It has not been a good transition from Friday to Saturday so far, with Bitcoin price failing to break past the key USD 8,000 level, which has now turned from support into key resistance.

Despite at least three big surges to attempt it over the past 24 hours, the daily high has only been USD 7,995, and Bitcoin is right now in the midst of trying to break it on another run again at 9:40 am London (CoinDesk).

The situation is only marginally better for altcoins. Ethereum is for now safely above the USD 170 mark, gaining 2% in the past day to hopefully make another USD 180 run this weekend. Tron (TRX) continues to be one of the best performers, making up 6% ground since Friday, while Ripple and even Dogecoin are showing a lot of sustained strength in this Bitcoin downturn.

Monero, Lisk and NEM are the poor performers who are in the red today, but it is Bitcoin Gold who is the worst performer in the Top 30 by market capitalization, with a 7% depreciation.

Whatever it is, the optimism for USD 20,000 in the remaining months of 2019 is now a distant possibility.

One big news to come out has been that cryptocurrency exchange Poloniex will now part ways from its aprent company Circle and rebrand as Polo Digital Assets. It sent an email to all users announcing this change and that they would also stop supporting US customers, indicating a desire to open their doors more widely to an international market.

Their blog post publishing the announcement also says that they will be receiving backing by a major Asian investor. Though no group or person was mentioned as investor, the spinoff is rumored to consider Tron founder Justin Sun as a possible leader. TRX tokens, as mentioned above, seems to have benefited from these swirling rumors. The post said:

“We are excited to announce that we are spinning out from Circle into a new company, Polo Digital Assets, Ltd., with the backing of a major investment group. We have a multiyear plan to spend more than USD 100 million to develop and expand Poloniex, and we are very excited to continue working with the amazing global community of Poloniex customers.”

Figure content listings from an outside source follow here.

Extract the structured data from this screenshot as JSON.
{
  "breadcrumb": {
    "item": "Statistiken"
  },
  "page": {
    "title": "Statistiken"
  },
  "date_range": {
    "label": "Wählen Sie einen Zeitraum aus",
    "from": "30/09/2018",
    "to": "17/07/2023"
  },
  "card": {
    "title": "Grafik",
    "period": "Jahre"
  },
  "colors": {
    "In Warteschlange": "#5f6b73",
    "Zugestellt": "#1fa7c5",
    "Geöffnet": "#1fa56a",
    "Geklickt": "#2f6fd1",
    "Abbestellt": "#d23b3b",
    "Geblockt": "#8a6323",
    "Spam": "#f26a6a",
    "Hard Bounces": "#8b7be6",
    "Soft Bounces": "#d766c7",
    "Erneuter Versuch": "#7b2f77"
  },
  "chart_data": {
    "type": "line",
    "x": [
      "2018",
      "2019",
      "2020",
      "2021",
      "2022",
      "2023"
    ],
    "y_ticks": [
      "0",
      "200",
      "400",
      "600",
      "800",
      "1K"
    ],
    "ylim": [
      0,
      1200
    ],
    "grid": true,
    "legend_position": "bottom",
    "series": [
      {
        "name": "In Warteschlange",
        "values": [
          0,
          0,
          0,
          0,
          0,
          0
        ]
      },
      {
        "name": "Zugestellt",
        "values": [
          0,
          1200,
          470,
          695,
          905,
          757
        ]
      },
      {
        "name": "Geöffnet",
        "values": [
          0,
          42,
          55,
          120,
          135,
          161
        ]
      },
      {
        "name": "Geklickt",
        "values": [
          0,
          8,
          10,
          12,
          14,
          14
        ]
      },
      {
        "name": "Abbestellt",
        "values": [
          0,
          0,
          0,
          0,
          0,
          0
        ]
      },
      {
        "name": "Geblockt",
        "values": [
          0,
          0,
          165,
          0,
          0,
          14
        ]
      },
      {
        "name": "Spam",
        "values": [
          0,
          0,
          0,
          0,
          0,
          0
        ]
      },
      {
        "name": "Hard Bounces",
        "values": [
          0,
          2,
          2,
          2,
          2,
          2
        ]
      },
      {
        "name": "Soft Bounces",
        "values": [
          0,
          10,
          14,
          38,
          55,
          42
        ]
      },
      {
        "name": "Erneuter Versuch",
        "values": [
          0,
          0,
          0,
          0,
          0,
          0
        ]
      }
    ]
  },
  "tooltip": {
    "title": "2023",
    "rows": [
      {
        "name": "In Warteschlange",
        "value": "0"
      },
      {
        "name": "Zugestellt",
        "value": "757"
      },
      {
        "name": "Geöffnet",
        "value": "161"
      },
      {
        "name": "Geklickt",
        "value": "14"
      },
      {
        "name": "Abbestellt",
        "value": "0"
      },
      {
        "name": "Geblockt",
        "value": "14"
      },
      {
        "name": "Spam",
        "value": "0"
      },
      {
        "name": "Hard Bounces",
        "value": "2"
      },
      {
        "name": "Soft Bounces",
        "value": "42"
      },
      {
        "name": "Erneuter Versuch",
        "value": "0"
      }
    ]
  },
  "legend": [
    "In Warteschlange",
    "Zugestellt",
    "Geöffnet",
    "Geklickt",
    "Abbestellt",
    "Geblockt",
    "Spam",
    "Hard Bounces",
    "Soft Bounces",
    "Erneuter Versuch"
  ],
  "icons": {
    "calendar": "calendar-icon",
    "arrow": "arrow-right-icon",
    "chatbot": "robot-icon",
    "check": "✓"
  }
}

Meanwhile, one of the world’s largest crypto exchanges, Binance, is back in the headlines this week, after increasing its leverage for possible investment into its Bitcoin futures products to 125:1. Most exchanges offering derivatives or margin trading would set a maximum at 100 but the decision to go that much more appeals to traders with large risk appetites. Now available on the web and testnet trading interfaces for BTC/USDT contracts, Binance CEO Changpeng Zhao has taken to Twitter to issue a warning to new or inexperienced traders to stay away from the functionality.

Seemingly well aware of the risks of leverage or margin trading, and of the propensity of traders to go bust (get a margin call, and therefore, liquidating all positions). Zhao explained:

“Not every feature is for everyone. Some features, while not liked by everyone, are in high demand only for small selected groups. Please don’t use features you don’t like or need. As a platform, we have to provide choices to stay competitive.”

Some commentators will say that this is more proof that Binance new futures offerings are struggling to gain the expected traction, just as other types of Bitcoin derivatives are being slow in uptake like with the overhyped Bakkt.

Binance is keen to bring big volume traders on to its platform and recently announced a VIP Invitation Program for new users, inviting them to trade on their spot, margin and futures offerings. Typical of Binance, new traders needed to provide screenshots as proof of their trading volume from other exchanges, and Binance would give them fee discounts.

It’s a credit to Binance that they have managed to drum up support and volume in these times, but one wonders how sustainable these efforts really are. Because while some enjoy that Binance makes so much effort to drive up commerce for their platform, most of it is artificial and requires incentivized activity. Will the bubble remain if they cease?